NOTES Of 6D Pose Estimation Papers

RGB based 6D Pose Estimation

Regress 6D pose directly.
- Sensitive to small errors due to large search space.
- Non-linearity of the rotation space making the data-driven DNN hard to learn and generalize. [-> solved by post-refinement procedure or discrete the rotation space and simplify it to be a classification problem then use post-refinement.]
Detect the 2D projections of 3D key points then obtain 6D pose by solving a Perspective-n-Point(PnP) problem, But Suffer from:
- Truncated objects as some of the key points may be outside the input image.
- Most of them were built on top of the 2D projection. Errors that are small in projection can be large in real 3D space.
- Different keypoints in 3D space may be overlapped after 2D projection, making them hard to be distinguished.
- Geometric constraint information of rigid objects would be partially lost due to projection.

PROBLEM

- May not be able to disambiguate the objects’ scales due to perspective projection.
- Vulnerable to heavy occlusion and poor illumination.

DeepIM adopts CNNs to learn reliable representations for template-matching.
BB8 [2]
- Applies CNNs in a multi-stage segmentation scheme to regress key-point coordinates.
- Regress projections of the object’s bounding boxes.
- Problem : The main disadvantage of this pipeline is its multi-stage nature, resulting in very slow run times.
PVNet [2]
- proposes a deep offset prediction model to alleviate negative impacts of occlusions.
- uses per-pixel voting for 2D Key-points to combine the advantages of Dense methods and keypoint-based methods.
- Designs a network which for every pixel in the image regresses an offset to some predefined keypoints, then vote for the points located on the object itself.
- Handle occlusions very well.
CDPN and Pix2pose map 3D coordinates to 2D pixels and regress pose parameters on 2D images.
LatentFusion handles unseen object poses by reconstructing a latent 3D representation.
PoseCNN [1]
- Estimates object masks, then separately estimates the translation of the object’s centroid and regresses a quaternion for rotation.

RGB-D based 6D Pose Estimation

Depth information disambiguates the object’s scale that is the most critical in RGB images due to perspective projection.

With geometry information, depth maps contribute to pose estimation for various lighting conditions and low-textured appearances, complementary to RGB images.

Current RGB-D based approaches utilize depth information mainly in three ways :

1. RGB and depth information are used at separate stages, where a coarse 6D pose is predicted from an RGB image, followed by ICP algorithm using depth information for refinement. [ICP is computationally expensive and sensitive to initialization].

2. RGB and depth modalities are fused at early stages, where the depth map is treated as another channel and concatenated with RGB channels. [fail to utilize the correlation between the two modalities and the refinement stag computationally expensive and cannot achieve real-time inference speed.

3. Fuse RGB and depth modalities at a late stage. It can achieve state-of-the-art performance while reaching almost real-time inference speed.

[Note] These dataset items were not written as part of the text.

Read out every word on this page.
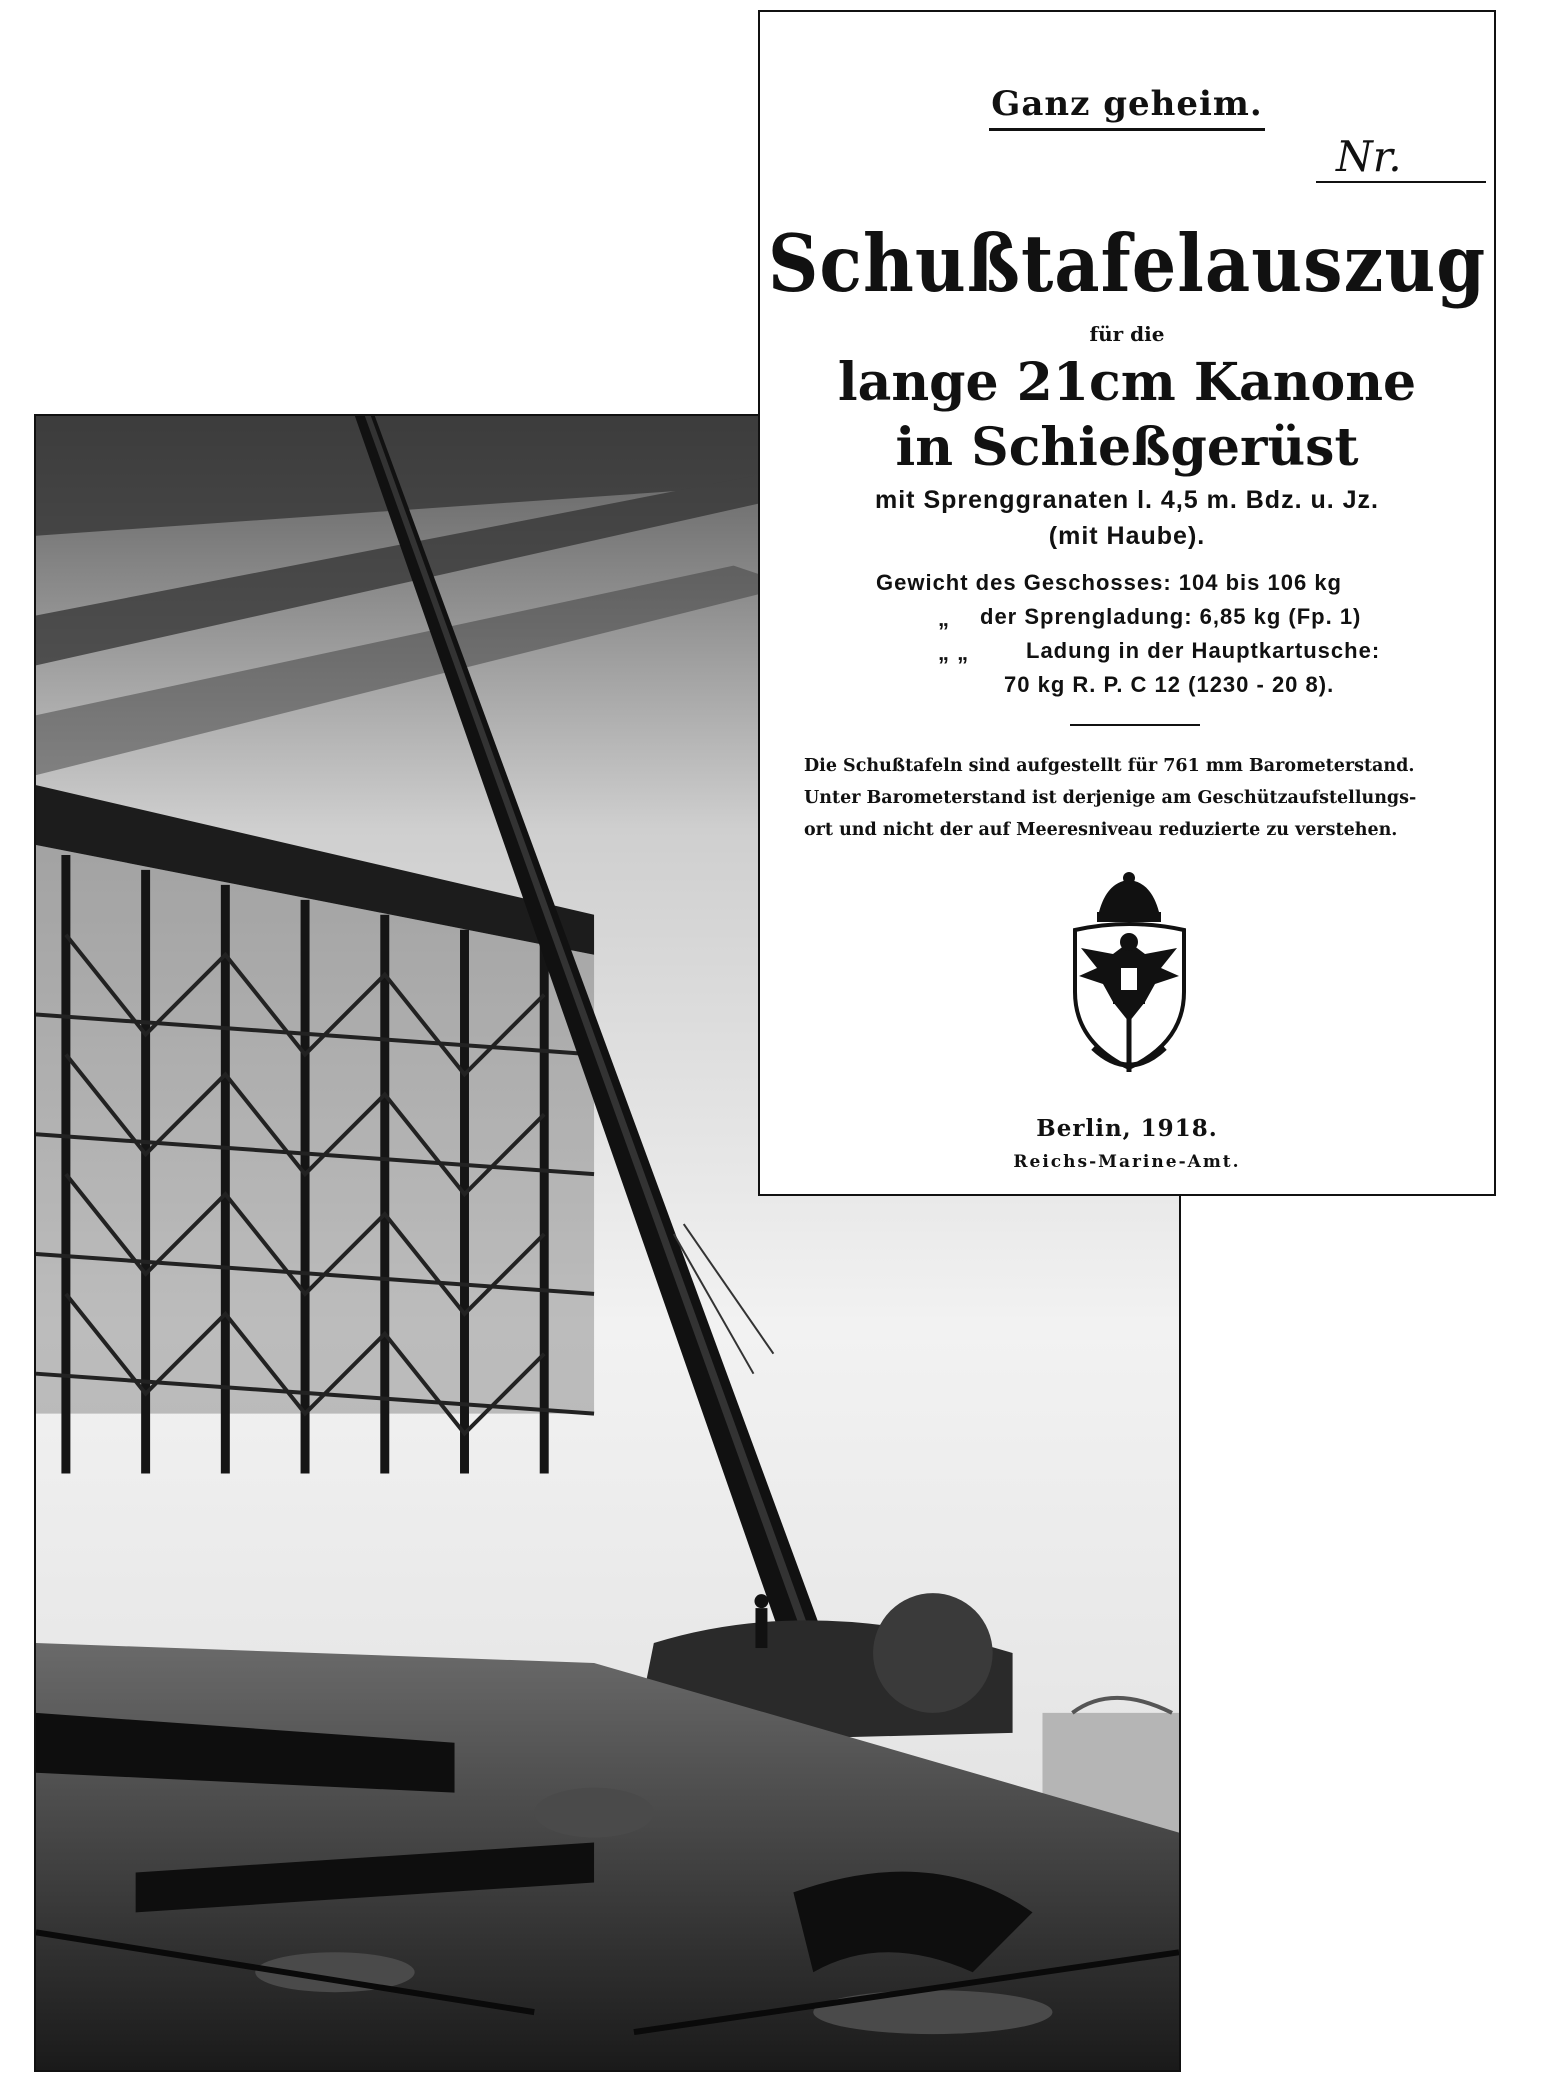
Ganz geheim.
Nr.
Schußtafelauszug
für die
lange 21cm Kanone
in Schießgerüst
mit Sprenggranaten l. 4,5 m. Bdz. u. Jz.
(mit Haube).
Gewicht des Geschosses: 104 bis 106 kg
„ der Sprengladung: 6,85 kg (Fp. 1)
„ „	Ladung in der Hauptkartusche:
70 kg R. P. C 12 (1230 - 20 8).
Die Schußtafeln sind aufgestellt für 761 mm Barometerstand.
Unter Barometerstand ist derjenige am Geschützaufstellungs-
ort und nicht der auf Meeresniveau reduzierte zu verstehen.
Berlin, 1918.
Reichs-Marine-Amt.
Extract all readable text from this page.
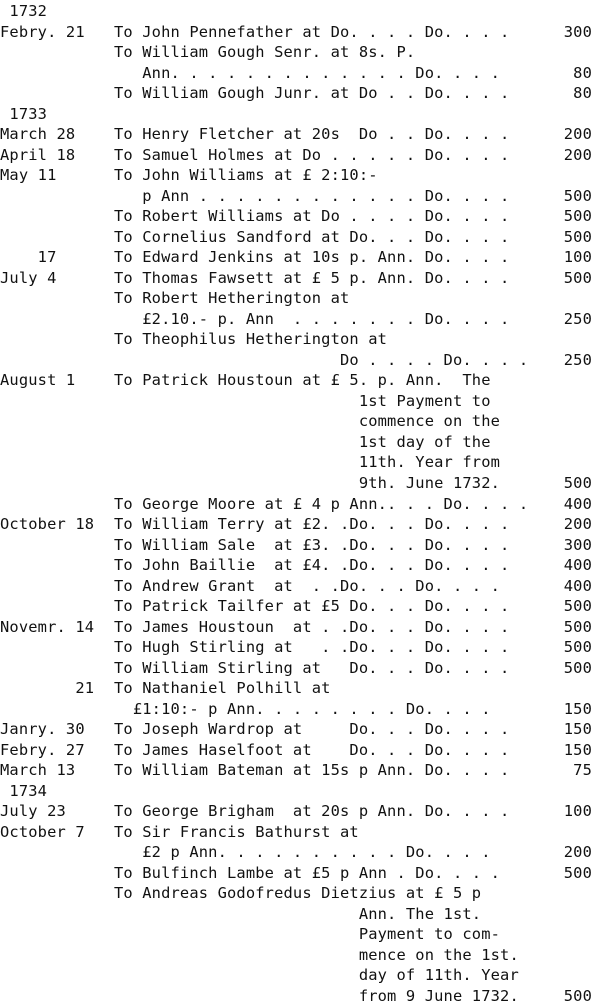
1732
Febry. 21 To John Pennefather at Do. . . . Do. . . .	300
To William Gough Senr. at 8s. P.
Ann. . . . . . . . . . . . . Do. . . .	80
To William Gough Junr. at Do . . Do. . . .	80
1733
March 28	To Henry Fletcher at 20s  Do . . Do. . . .	200
April 18	To Samuel Holmes at Do . . . . . Do. . . .	200
May 11	To John Williams at £ 2:10:-
p Ann . . . . . . . . . . . . Do. . . .	500
To Robert Williams at Do . . . . Do. . . .	500
To Cornelius Sandford at Do. . . Do. . . .	500
17	To Edward Jenkins at 10s p. Ann. Do. . . .	100
July 4	To Thomas Fawsett at £ 5 p. Ann. Do. . . .	500
To Robert Hetherington at
£2.10.- p. Ann  . . . . . . . Do. . . .	250
To Theophilus Hetherington at
Do . . . . Do. . . . 250
August 1	To Patrick Houstoun at £ 5. p. Ann.  The
1st Payment to
commence on the
1st day of the
11th. Year from
9th. June 1732.	500
To George Moore at £ 4 p Ann.. . . Do. . . . 400
October 18 To William Terry at £2. .Do. . . Do. . . .	200
To William Sale  at £3. .Do. . . Do. . . .	300
To John Baillie  at £4. .Do. . . Do. . . .	400
To Andrew Grant  at  . .Do. . . Do. . . .	400
To Patrick Tailfer at £5 Do. . . Do. . . .	500
Novemr. 14 To James Houstoun  at . .Do. . . Do. . . .	500
To Hugh Stirling at   . .Do. . . Do. . . .	500
To William Stirling at   Do. . . Do. . . .	500
21 To Nathaniel Polhill at
£1:10:- p Ann. . . . . . . . Do. . . .	150
Janry. 30 To Joseph Wardrop at     Do. . . Do. . . .	150
Febry. 27 To James Haselfoot at    Do. . . Do. . . .	150
March 13	To William Bateman at 15s p Ann. Do. . . .	75
1734
July 23	To George Brigham  at 20s p Ann. Do. . . .	100
October 7 To Sir Francis Bathurst at
£2 p Ann. . . . . . . . . . Do. . . .	200
To Bulfinch Lambe at £5 p Ann . Do. . . .	500
To Andreas Godofredus Dietzius at £ 5 p
Ann. The 1st.
Payment to com-
mence on the 1st.
day of 11th. Year
from 9 June 1732.	500
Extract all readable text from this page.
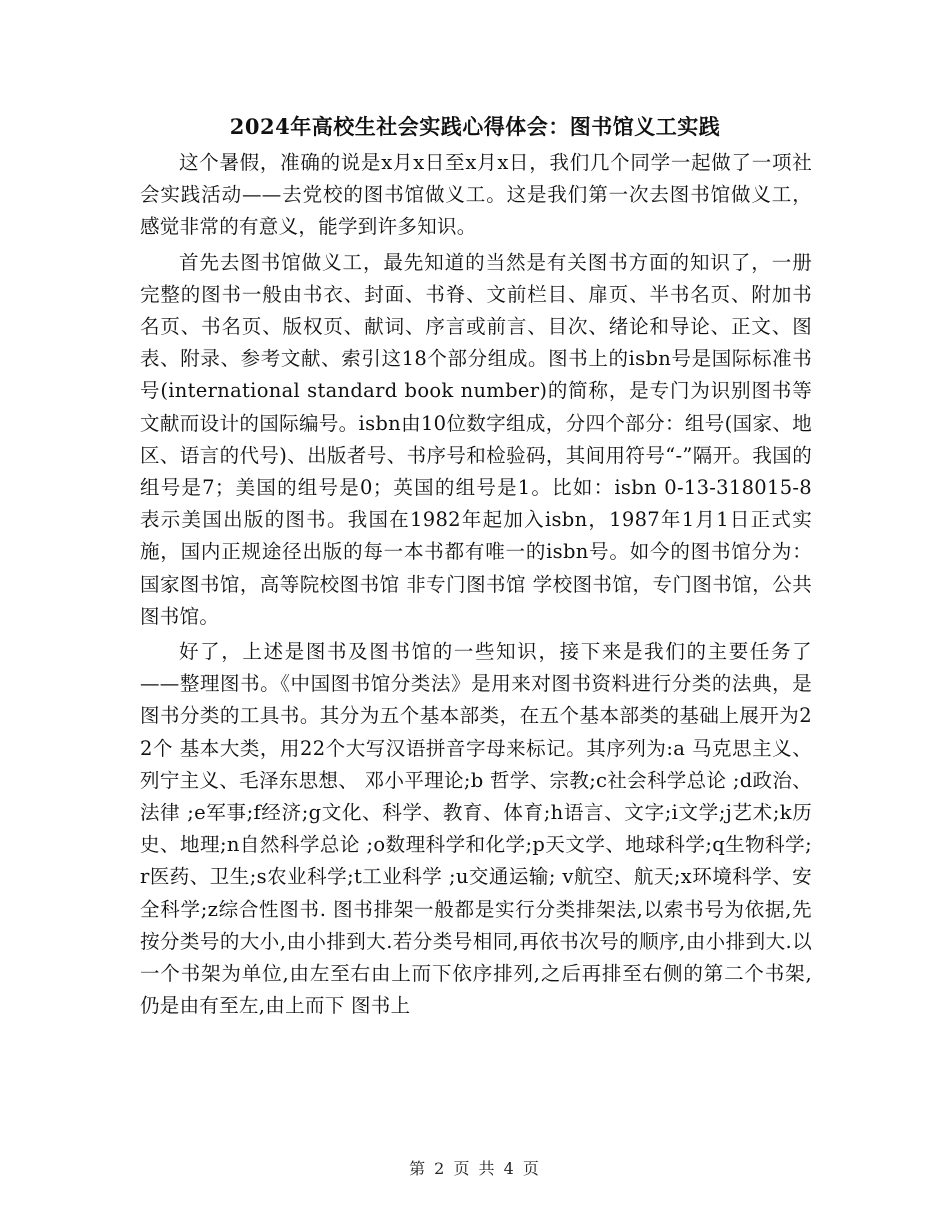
2024年高校生社会实践心得体会：图书馆义工实践

这个暑假，准确的说是x月x日至x月x日，我们几个同学一起做了一项社会实践活动——去党校的图书馆做义工。这是我们第一次去图书馆做义工，感觉非常的有意义，能学到许多知识。

首先去图书馆做义工，最先知道的当然是有关图书方面的知识了，一册完整的图书一般由书衣、封面、书脊、文前栏目、扉页、半书名页、附加书名页、书名页、版权页、献词、序言或前言、目次、绪论和导论、正文、图表、附录、参考文献、索引这18个部分组成。图书上的isbn号是国际标准书号(international standard book number)的简称，是专门为识别图书等文献而设计的国际编号。isbn由10位数字组成，分四个部分：组号(国家、地区、语言的代号)、出版者号、书序号和检验码，其间用符号“-”隔开。我国的组号是7；美国的组号是0；英国的组号是1。比如：isbn 0-13-318015-8 表示美国出版的图书。我国在1982年起加入isbn，1987年1月1日正式实施，国内正规途径出版的每一本书都有唯一的isbn号。如今的图书馆分为：国家图书馆，高等院校图书馆 非专门图书馆 学校图书馆，专门图书馆，公共图书馆。

好了，上述是图书及图书馆的一些知识，接下来是我们的主要任务了——整理图书。《中国图书馆分类法》是用来对图书资料进行分类的法典，是图书分类的工具书。其分为五个基本部类，在五个基本部类的基础上展开为22个 基本大类，用22个大写汉语拼音字母来标记。其序列为:a 马克思主义、列宁主义、毛泽东思想、 邓小平理论;b 哲学、宗教;c社会科学总论 ;d政治、法律 ;e军事;f经济;g文化、科学、教育、体育;h语言、文字;i文学;j艺术;k历史、地理;n自然科学总论 ;o数理科学和化学;p天文学、地球科学;q生物科学;r医药、卫生;s农业科学;t工业科学 ;u交通运输; v航空、航天;x环境科学、安全科学;z综合性图书. 图书排架一般都是实行分类排架法,以索书号为依据,先按分类号的大小,由小排到大.若分类号相同,再依书次号的顺序,由小排到大.以一个书架为单位,由左至右由上而下依序排列,之后再排至右侧的第二个书架,仍是由有至左,由上而下 图书上

第 2 页 共 4 页
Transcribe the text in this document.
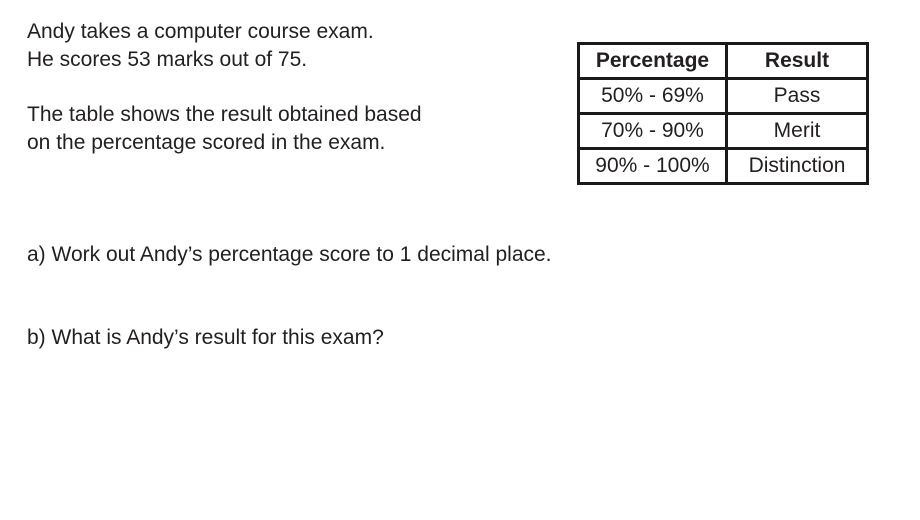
Andy takes a computer course exam.
He scores 53 marks out of 75.
The table shows the result obtained based
on the percentage scored in the exam.
Percentage	Result
50% - 69%	Pass
70% - 90%	Merit
90% - 100%	Distinction
a) Work out Andy’s percentage score to 1 decimal place.
b) What is Andy’s result for this exam?
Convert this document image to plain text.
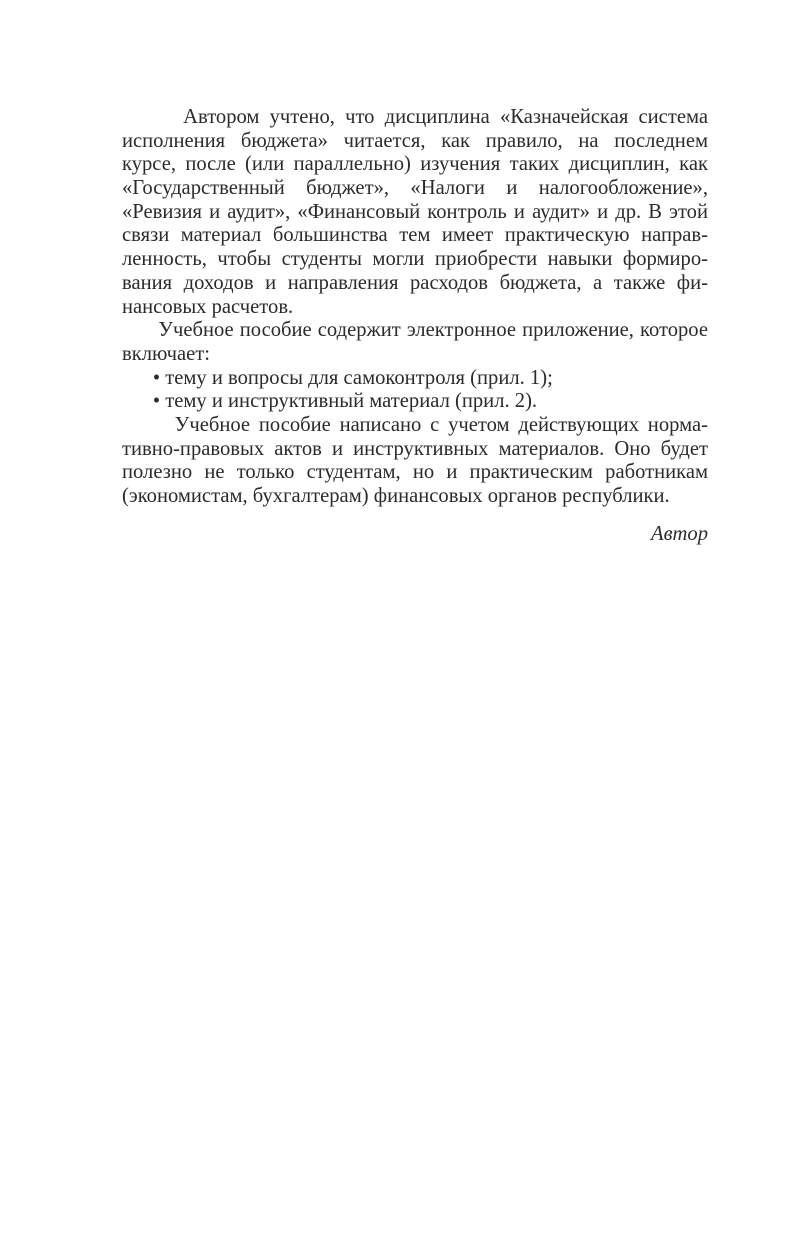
Автором учтено, что дисциплина «Казначейская система
исполнения бюджета» читается, как правило, на последнем
курсе, после (или параллельно) изучения таких дисциплин, как
«Государственный бюджет», «Налоги и налогообложение»,
«Ревизия и аудит», «Финансовый контроль и аудит» и др. В этой
связи материал большинства тем имеет практическую направ-
ленность, чтобы студенты могли приобрести навыки формиро-
вания доходов и направления расходов бюджета, а также фи-
нансовых расчетов.
Учебное пособие содержит электронное приложение, которое
включает:
• тему и вопросы для самоконтроля (прил. 1);
• тему и инструктивный материал (прил. 2).
Учебное пособие написано с учетом действующих норма-
тивно-правовых актов и инструктивных материалов. Оно будет
полезно не только студентам, но и практическим работникам
(экономистам, бухгалтерам) финансовых органов республики.
Автор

MCN employs two CNNs for representation learning in RGB and depth respectively and resulting features are then concatenated for pose prediction.
PoseCNN and SSD-6D [1]
- follow the coarse-to-fine scheme, where poses are initially estimated on RGB frames and subsequently refined on depth maps.
- For SSD-6D: formulate pose estimation as a discrete pose classification problem.
Morefusion builds a multi-view model to jointly reconstruct whole scenes and optimize multi-object poses.

Methods: Represent geometry clues in 3D point clouds rather than depth mas for higher efficiency
DenseFusion [3]
- designs a heterogeneous network to integrate texture and shape features and such representation proves more discriminative than single-modal ones.
- [Proposes an RGB-D based deep neural network by simultaneously considering the visual appearance and geometry structure simultaneously]
- proposed to regress rotation and translation of objects directly with DNNs. [Problem usually had poor generalization due to the non-linearity of the rotation space]
CF [~3] introduces attention modules to combine the two modalities for further improvements [exploit the consistent and complementary information between two modalities by modeling the intra- and inter-modality correlation with a self-attention mechanism.].
G2L segments point clouds of objects in scenes by frustum pointnet and regresses pose parameters via extra coor- dinate constraints.
PVN3D incorporates DenseFusion into 3D key-point detection and instance semantic segmentation, significantly boosting the performance.

Problem: the point clouds generated from the depth maps are often of a low quality, since the shape information is often incomplete and noisy.
PR_GCN develops the PRN and MMF-GCN modules to polish depth clues by generating refined point clouds and enhance integration by capturing local geometry-aware inter-modality correlations respectively, both of which are beneficial to pose estimation.

Deep Learning 6D Pose Refiners

Designed to output relative transformation between the real input image patch and the patch containing the object rendered with the predicted pose.
Some refinement algorithms rely on external object detection and pose estimation algorithms: for [DeepIM] it is PoseCNN (relies on real data), for [Deep model-based 6d pose refinement in rgb.] it is SSD6D (focuses on training on synthetic images).